Infelizmente, se você procurar uma lista abrangente em man netstat , fica bastante confuso. Opções para sctp e udplite são mostradas na primeira linha, juntamente com tcp, udp e raw. Mais abaixo há o que parece ser uma lista abrangente de famílias de protocolo : [-4 | --inet] [-6 | --inet6] [--unix | -x] [--inet | - -ip | --tcpip] [--ax25] [--x25] [--rose] [--ash] [--bluetooth] [--ipx] [--netrom] [--ddp | --appletalk ] [--econet | --ec].

Embora netstat suporte udplite e sctp, ele não suporta o DCCP. O netstat também não suporta soquetes de pacotes (como soquetes brutos, mas incluindo cabeçalhos de nível de link), conforme selecionado por ss -l -0 . Em conclusão, eu odeio tudo, e eu provavelmente poderia ser menos pedante.

Existe um comando mais simples?

É lamentável sobre os soquetes de pacotes. Caso contrário, posso sugerir um comando netstat -l simples. netstat antecipa sua solicitação e divide a saída em "conexões da Internet", "soquetes de domínio UNIX" e "conexões Bluetooth". Você apenas olharia para a primeira seção. Não há seção para sockets netlink.

Suponha que você esteja preocupado apenas com os sockets tcp, udp, raw e packet. Para os três primeiros tipos de socket, você pode usar netstat -l -46 .

Soquetes de pacote são de uso comum. Então você também precisa treinar para executar ss -l -0 (ou ss -l --packet ).

Infelizmente isso deixa você com uma grande armadilha. O problema é que agora é tentador tentar combinar os dois comandos ...

Um aviso terrível

ss -l -046 parece atraente como uma resposta de comando único. No entanto, isso não é verdadeiro. ss -46 mostra apenas sockets IPv6. ss -64 mostra apenas sockets IPv4.
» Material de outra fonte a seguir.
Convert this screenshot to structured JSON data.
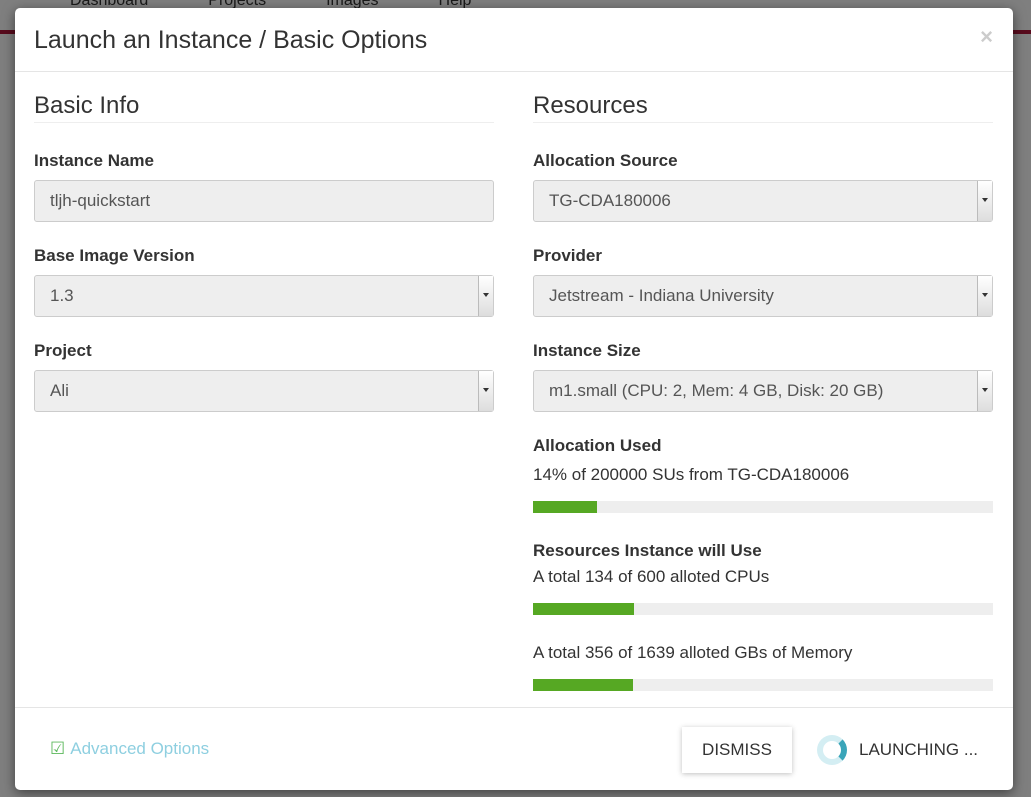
{
  "background": {
    "nav": [
      "Dashboard",
      "Projects",
      "Images",
      "Help"
    ]
  },
  "modal": {
    "title": "Launch an Instance / Basic Options",
    "close": "×"
  },
  "basic_info": {
    "heading": "Basic Info",
    "instance_name_label": "Instance Name",
    "instance_name_value": "tljh-quickstart",
    "base_image_label": "Base Image Version",
    "base_image_value": "1.3",
    "project_label": "Project",
    "project_value": "Ali"
  },
  "resources": {
    "heading": "Resources",
    "allocation_source_label": "Allocation Source",
    "allocation_source_value": "TG-CDA180006",
    "provider_label": "Provider",
    "provider_value": "Jetstream - Indiana University",
    "instance_size_label": "Instance Size",
    "instance_size_value": "m1.small (CPU: 2, Mem: 4 GB, Disk: 20 GB)",
    "allocation_used_label": "Allocation Used",
    "allocation_used_text": "14% of 200000 SUs from TG-CDA180006",
    "allocation_used_percent": 14,
    "will_use_label": "Resources Instance will Use",
    "cpu_text": "A total 134 of 600 alloted CPUs",
    "cpu_percent": 22,
    "mem_text": "A total 356 of 1639 alloted GBs of Memory",
    "mem_percent": 21.7
  },
  "footer": {
    "advanced": "Advanced Options",
    "dismiss": "DISMISS",
    "launching": "LAUNCHING ..."
  },
  "colors": {
    "progress": "#56a823",
    "accent": "#3aa5b9"
  }
}
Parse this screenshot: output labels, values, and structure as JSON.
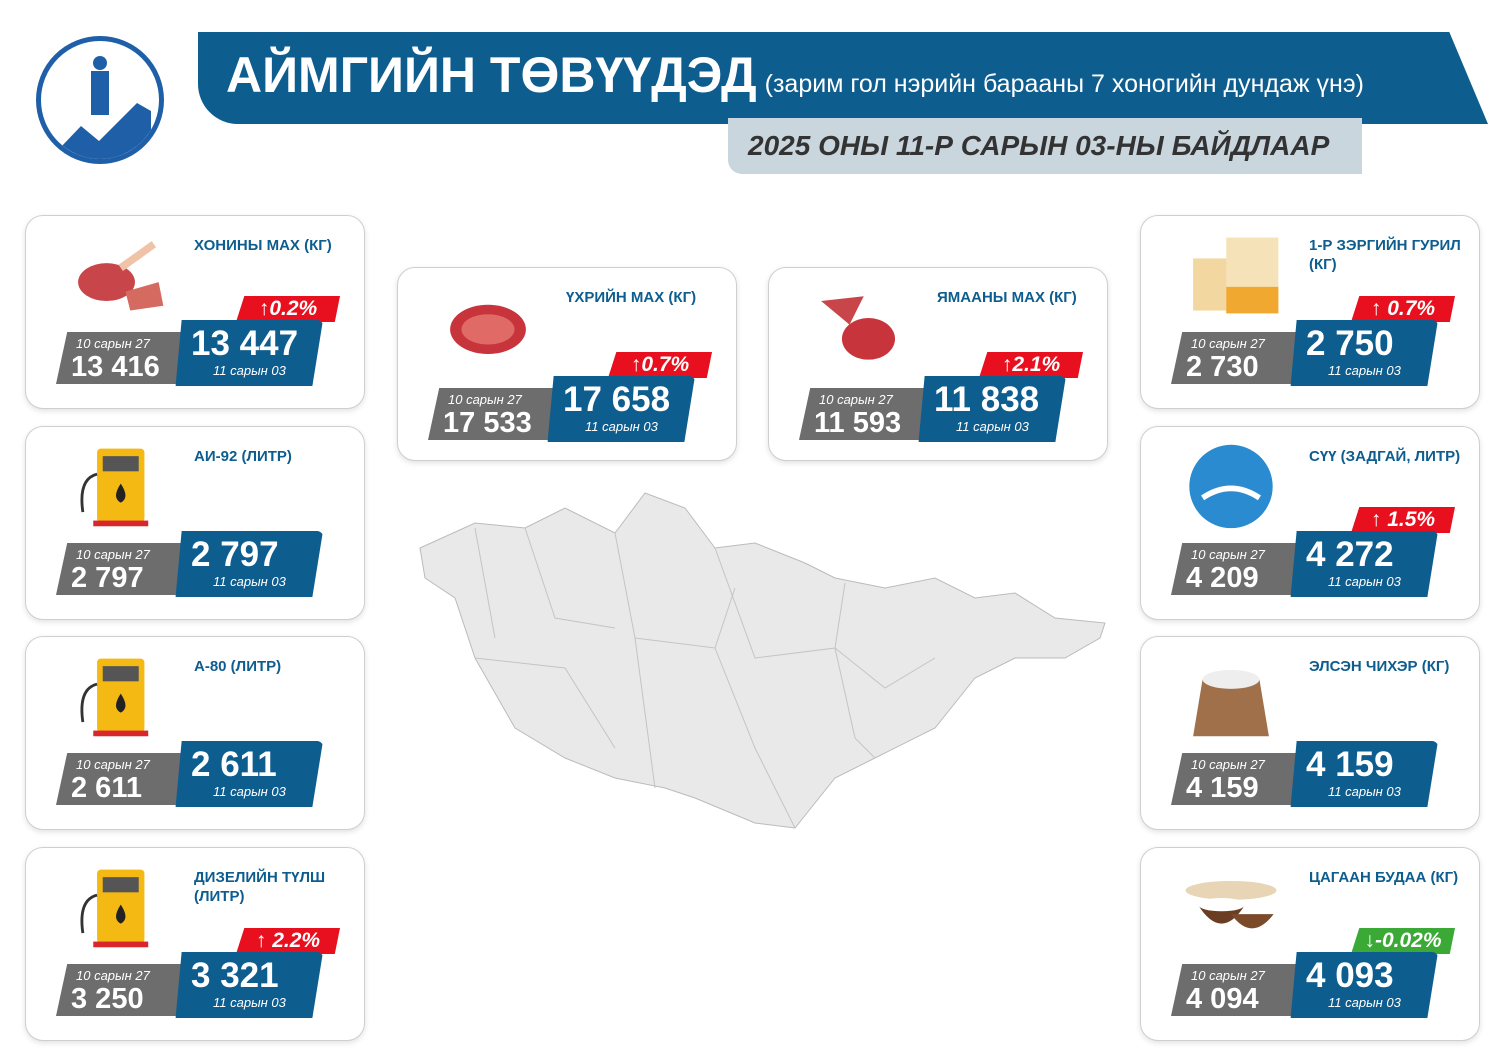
{
  "header": {
    "title": "АЙМГИЙН ТӨВҮҮДЭД",
    "subtitle": "(зарим гол нэрийн барааны 7 хоногийн дундаж үнэ)",
    "date": "2025 ОНЫ 11-Р САРЫН 03-НЫ БАЙДЛААР"
  },
  "colors": {
    "primary": "#0e5d8f",
    "increase": "#e8101e",
    "decrease": "#3aa935",
    "previous": "#6d6d6d"
  },
  "cards": [
    {
      "pos": "l1",
      "icon": "mutton-icon",
      "title": "ХОНИНЫ МАХ (КГ)",
      "prev_label": "10 сарын 27",
      "prev": "13 416",
      "cur": "13 447",
      "cur_label": "11 сарын 03",
      "change": "↑0.2%",
      "dir": "up"
    },
    {
      "pos": "l2",
      "icon": "fuel-pump-icon",
      "title": "АИ-92 (ЛИТР)",
      "prev_label": "10 сарын 27",
      "prev": "2 797",
      "cur": "2 797",
      "cur_label": "11 сарын 03",
      "change": null,
      "dir": null
    },
    {
      "pos": "l3",
      "icon": "fuel-pump-icon",
      "title": "А-80 (ЛИТР)",
      "prev_label": "10 сарын 27",
      "prev": "2 611",
      "cur": "2 611",
      "cur_label": "11 сарын 03",
      "change": null,
      "dir": null
    },
    {
      "pos": "l4",
      "icon": "fuel-pump-icon",
      "title": "ДИЗЕЛИЙН ТҮЛШ (ЛИТР)",
      "prev_label": "10 сарын 27",
      "prev": "3 250",
      "cur": "3 321",
      "cur_label": "11 сарын 03",
      "change": "↑ 2.2%",
      "dir": "up"
    },
    {
      "pos": "m1",
      "icon": "beef-icon",
      "title": "ҮХРИЙН МАХ (КГ)",
      "prev_label": "10 сарын 27",
      "prev": "17 533",
      "cur": "17 658",
      "cur_label": "11 сарын 03",
      "change": "↑0.7%",
      "dir": "up"
    },
    {
      "pos": "m2",
      "icon": "goat-meat-icon",
      "title": "ЯМААНЫ МАХ (КГ)",
      "prev_label": "10 сарын 27",
      "prev": "11 593",
      "cur": "11 838",
      "cur_label": "11 сарын 03",
      "change": "↑2.1%",
      "dir": "up"
    },
    {
      "pos": "r1",
      "icon": "flour-icon",
      "title": "1-Р ЗЭРГИЙН ГУРИЛ (КГ)",
      "prev_label": "10 сарын 27",
      "prev": "2 730",
      "cur": "2 750",
      "cur_label": "11 сарын 03",
      "change": "↑ 0.7%",
      "dir": "up"
    },
    {
      "pos": "r2",
      "icon": "milk-icon",
      "title": "СҮҮ (ЗАДГАЙ, ЛИТР)",
      "prev_label": "10 сарын 27",
      "prev": "4 209",
      "cur": "4 272",
      "cur_label": "11 сарын 03",
      "change": "↑ 1.5%",
      "dir": "up"
    },
    {
      "pos": "r3",
      "icon": "sugar-sack-icon",
      "title": "ЭЛСЭН ЧИХЭР (КГ)",
      "prev_label": "10 сарын 27",
      "prev": "4 159",
      "cur": "4 159",
      "cur_label": "11 сарын 03",
      "change": null,
      "dir": null
    },
    {
      "pos": "r4",
      "icon": "rice-bowl-icon",
      "title": "ЦАГААН БУДАА (КГ)",
      "prev_label": "10 сарын 27",
      "prev": "4 094",
      "cur": "4 093",
      "cur_label": "11 сарын 03",
      "change": "↓-0.02%",
      "dir": "down"
    }
  ]
}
Eu sugiro sempre checar seus resultados. Aprenda o que esperar; passar por cada protocolo e ver se há algo faltando que deveria estar lá. Se você não tiver endereços IPv4 ou nenhum endereço IPv6, isso é muito suspeito. Você pode esperar que a maioria dos servidores tenha um serviço SSH atendendo em ambos. A maioria dos não servidores também deve mostrar pacotes ou soquetes brutos, devido ao uso do DHCP.
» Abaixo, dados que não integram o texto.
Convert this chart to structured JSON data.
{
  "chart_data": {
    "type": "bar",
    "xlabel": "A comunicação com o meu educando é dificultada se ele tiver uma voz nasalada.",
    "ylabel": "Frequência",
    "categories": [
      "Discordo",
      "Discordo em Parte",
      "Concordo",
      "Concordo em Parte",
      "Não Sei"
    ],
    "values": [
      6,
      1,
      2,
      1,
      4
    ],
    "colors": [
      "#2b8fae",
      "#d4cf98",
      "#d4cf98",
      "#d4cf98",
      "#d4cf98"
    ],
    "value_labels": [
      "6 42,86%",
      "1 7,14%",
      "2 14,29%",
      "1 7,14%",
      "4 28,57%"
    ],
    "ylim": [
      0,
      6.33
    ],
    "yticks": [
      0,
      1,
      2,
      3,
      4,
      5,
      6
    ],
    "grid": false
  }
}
Se você não quiser interpretar a saída de dois comandos diferentes, uma alternativa seria substituir o comando netstat por ss -l -A inet . Isso é um pouco infeliz porque, quando você executa o netstat, a mesma opção excluiria os soquetes do ipv6. Eu consideraria esses pontos como deficiências de UI mais sérias em ss . Ou seja justificaria a preferência pelo tradicional netstat .

Um único comando que realmente funciona seria ss -l -A inet,packet . Mas se você estiver trabalhando de forma interativa, você pode usar ss -l | grep ... como sugeri na primeira seção. Este último é menos limpo, e o comando específico assume ss não suporta sockets bluetooth. No entanto, essa abordagem tem a grande vantagem de evitar todos os terríveis bugs de interface do usuário nas opções de seleção de ss .

Omitindo localhost

Desculpe, mas não há uma maneira específica de omitir soquetes vinculados ao host local. Use | grep -v no final. Tome cuidado se você usar a opção -p para netstat / ss. Eu incluiria o cólon no seu padrão, e. %código%. ss padroniza para endereços numéricos, o que significaria usar grep -v localhost: . Você pode verificar se nenhum dos seus processos será excluído acidentalmente, por exemplo, | grep -vE (127.0.0.1|::): .

    
por 10.09.2016 / 21:39

Tags

vim - Como escapar o nome do arquivo contendo aspas simples e duplas? Como copiar todo o texto de um arquivo do editor nano para a área de transferência do Windows?